Opposition from Tech Industry
Technology companies like Google, Facebook and Twitter obliquely backed Apple, saying they oppose government requirements to build backdoors that weaken the security of their systems and compromise their customers’ information. A similar statement came also from Reform Government Surveillance, a grouping of technology companies including Apple, Facebook, Google, Yahoo and Microsoft.
“The technology companies are viewing this set of law enforcement requests as an unreasonable interference in private sector decision making with respect to innovation, product creation and the technology economy,” said Matwyshyn.
“Technology companies are viewing this set of law enforcement requests as an unreasonable interference in private sector decision making….” –Andrea Matwyshyn
U.S. technology companies are concerned that they would lose market share globally if their products were perceived to be less secure and less private because of U.S. law enforcement demands, Matwyshyn noted. Such demands could also encourage similar requests from other countries, she added. “They view it as an untenable slippery slope both in terms of the economic impact of product design on a global scale and also with respect to the reconfiguration of their innovation to be around something other than around the needs and requests of their own consumers.”
Matwyshyn pointed out that consumers in other countries are perhaps even more sensitive to privacy and security concerns than U.S. consumers have historically been. She noted that those concerns escalated, particularly in Europe, after the Edward Snowden revelations in 2013 about spying by the U.S. National Security Agency on citizens of other countries and heads of state.
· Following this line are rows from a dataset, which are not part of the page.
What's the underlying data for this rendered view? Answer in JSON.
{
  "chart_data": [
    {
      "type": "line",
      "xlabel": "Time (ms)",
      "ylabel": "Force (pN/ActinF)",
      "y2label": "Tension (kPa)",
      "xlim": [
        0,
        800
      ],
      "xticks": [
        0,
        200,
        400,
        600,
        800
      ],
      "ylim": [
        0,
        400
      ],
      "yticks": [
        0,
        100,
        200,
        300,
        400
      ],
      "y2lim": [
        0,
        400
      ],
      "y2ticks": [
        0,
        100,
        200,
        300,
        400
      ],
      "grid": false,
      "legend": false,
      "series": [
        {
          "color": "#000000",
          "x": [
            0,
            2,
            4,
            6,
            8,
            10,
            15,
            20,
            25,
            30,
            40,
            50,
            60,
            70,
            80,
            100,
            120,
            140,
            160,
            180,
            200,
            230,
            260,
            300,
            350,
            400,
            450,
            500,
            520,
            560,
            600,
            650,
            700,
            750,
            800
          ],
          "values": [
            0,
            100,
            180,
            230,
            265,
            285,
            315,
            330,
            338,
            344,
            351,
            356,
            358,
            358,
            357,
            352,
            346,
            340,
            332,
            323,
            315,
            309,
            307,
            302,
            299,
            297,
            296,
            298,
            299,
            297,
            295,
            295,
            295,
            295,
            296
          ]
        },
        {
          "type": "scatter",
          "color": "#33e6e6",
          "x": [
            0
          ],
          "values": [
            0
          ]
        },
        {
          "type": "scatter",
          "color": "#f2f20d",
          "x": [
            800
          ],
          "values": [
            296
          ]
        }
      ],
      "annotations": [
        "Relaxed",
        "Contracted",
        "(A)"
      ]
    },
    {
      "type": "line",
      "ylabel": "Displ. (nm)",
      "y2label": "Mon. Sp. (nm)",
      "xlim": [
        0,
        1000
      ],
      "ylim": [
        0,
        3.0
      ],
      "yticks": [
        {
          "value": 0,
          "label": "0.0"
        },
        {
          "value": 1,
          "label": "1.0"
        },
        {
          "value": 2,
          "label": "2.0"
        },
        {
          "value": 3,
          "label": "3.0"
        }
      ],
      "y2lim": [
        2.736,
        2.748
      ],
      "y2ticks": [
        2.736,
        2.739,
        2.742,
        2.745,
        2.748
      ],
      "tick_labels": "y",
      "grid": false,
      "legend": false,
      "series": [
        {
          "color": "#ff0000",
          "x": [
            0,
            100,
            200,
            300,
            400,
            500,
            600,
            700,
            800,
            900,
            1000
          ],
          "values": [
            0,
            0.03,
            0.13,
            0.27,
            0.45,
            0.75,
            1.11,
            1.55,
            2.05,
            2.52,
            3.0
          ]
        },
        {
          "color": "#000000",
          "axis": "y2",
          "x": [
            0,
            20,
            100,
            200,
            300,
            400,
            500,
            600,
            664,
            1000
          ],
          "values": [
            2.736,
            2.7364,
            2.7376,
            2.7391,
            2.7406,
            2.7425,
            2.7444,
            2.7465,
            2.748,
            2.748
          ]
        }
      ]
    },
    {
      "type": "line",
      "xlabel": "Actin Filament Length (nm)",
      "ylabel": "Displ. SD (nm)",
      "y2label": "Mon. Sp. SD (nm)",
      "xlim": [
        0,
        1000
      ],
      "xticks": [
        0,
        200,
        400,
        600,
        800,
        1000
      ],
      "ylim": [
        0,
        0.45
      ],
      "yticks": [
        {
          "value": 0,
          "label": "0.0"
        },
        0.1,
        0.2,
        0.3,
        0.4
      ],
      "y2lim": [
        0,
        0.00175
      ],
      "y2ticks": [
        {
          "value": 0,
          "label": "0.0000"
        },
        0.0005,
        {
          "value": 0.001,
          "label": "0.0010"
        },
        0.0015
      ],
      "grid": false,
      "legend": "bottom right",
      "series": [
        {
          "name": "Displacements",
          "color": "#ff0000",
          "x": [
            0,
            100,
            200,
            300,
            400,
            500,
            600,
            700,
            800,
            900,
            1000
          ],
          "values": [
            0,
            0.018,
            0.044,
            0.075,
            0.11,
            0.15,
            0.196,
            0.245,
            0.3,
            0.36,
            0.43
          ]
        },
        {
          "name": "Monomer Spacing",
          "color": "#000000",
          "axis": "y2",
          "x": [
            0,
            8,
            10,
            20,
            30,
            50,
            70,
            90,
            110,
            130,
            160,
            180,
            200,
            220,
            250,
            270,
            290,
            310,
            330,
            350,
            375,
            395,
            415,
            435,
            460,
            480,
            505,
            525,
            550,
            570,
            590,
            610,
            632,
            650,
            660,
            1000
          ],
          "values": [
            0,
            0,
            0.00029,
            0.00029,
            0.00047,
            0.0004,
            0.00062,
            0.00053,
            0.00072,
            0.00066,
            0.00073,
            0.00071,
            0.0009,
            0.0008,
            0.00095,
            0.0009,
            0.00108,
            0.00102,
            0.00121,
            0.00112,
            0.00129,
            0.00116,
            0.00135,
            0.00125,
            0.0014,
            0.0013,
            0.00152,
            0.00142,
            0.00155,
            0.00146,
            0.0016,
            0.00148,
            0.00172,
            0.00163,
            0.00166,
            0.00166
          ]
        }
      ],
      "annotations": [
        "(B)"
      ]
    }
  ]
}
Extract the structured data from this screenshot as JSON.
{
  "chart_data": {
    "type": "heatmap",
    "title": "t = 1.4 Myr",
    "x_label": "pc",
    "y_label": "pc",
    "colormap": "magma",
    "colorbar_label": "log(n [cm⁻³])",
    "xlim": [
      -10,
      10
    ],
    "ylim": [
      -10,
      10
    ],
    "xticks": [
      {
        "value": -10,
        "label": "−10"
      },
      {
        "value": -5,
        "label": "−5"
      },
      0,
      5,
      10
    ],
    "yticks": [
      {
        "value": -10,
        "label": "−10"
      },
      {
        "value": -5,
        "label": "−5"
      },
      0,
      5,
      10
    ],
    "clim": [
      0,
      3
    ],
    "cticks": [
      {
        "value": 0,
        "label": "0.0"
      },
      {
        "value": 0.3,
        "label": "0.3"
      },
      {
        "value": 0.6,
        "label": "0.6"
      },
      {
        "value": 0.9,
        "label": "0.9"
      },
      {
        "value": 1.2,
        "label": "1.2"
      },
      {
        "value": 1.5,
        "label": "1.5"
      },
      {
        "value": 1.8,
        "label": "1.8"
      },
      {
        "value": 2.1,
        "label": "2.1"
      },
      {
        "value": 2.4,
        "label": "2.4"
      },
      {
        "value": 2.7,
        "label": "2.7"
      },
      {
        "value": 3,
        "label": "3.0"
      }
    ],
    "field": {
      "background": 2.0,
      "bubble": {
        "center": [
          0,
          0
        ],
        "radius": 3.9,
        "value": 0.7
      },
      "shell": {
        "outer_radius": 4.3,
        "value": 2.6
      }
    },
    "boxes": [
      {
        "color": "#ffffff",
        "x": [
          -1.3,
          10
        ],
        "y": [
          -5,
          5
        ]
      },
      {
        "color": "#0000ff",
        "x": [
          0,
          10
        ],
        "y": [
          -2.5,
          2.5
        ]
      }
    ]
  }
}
Interestingly, it appears that the current face-off between the FBI and Apple was avoidable. According to a report on BuzzFeed.com, the password linked to the iPhone used by Farook was changed by San Bernardino county officials at the insistence of the FBI. “Had this password not been changed, the government might not have needed to demand the company create a ‘backdoor’ to access the iPhone used by Farook,” the report added.
Empowering Law Enforcers
In any event, Matwyshyn felt the current case underscores the need for the FBI to get its technology house in order. “Law enforcers are challenged by evolving technology changes, and data gathering in investigations has become progressively more challenging,” she said. However, law enforcement agencies have faced technology evolution challenges in every generation and adapted accordingly, she added.
Matwyshyn called for the FBI to equip itself with the necessary resources to deal with evolving technological challenges. She noted that it is not the best idea to spend valuable time in shipping phones across the country to gather and analyze forensic data, especially in coping with terrorism. “It is both more cost-effective and time-sensitive to have in-house technology experts that are of the highest caliber inside our law enforcement agencies to be to be able to analyze this data in-house,” she said.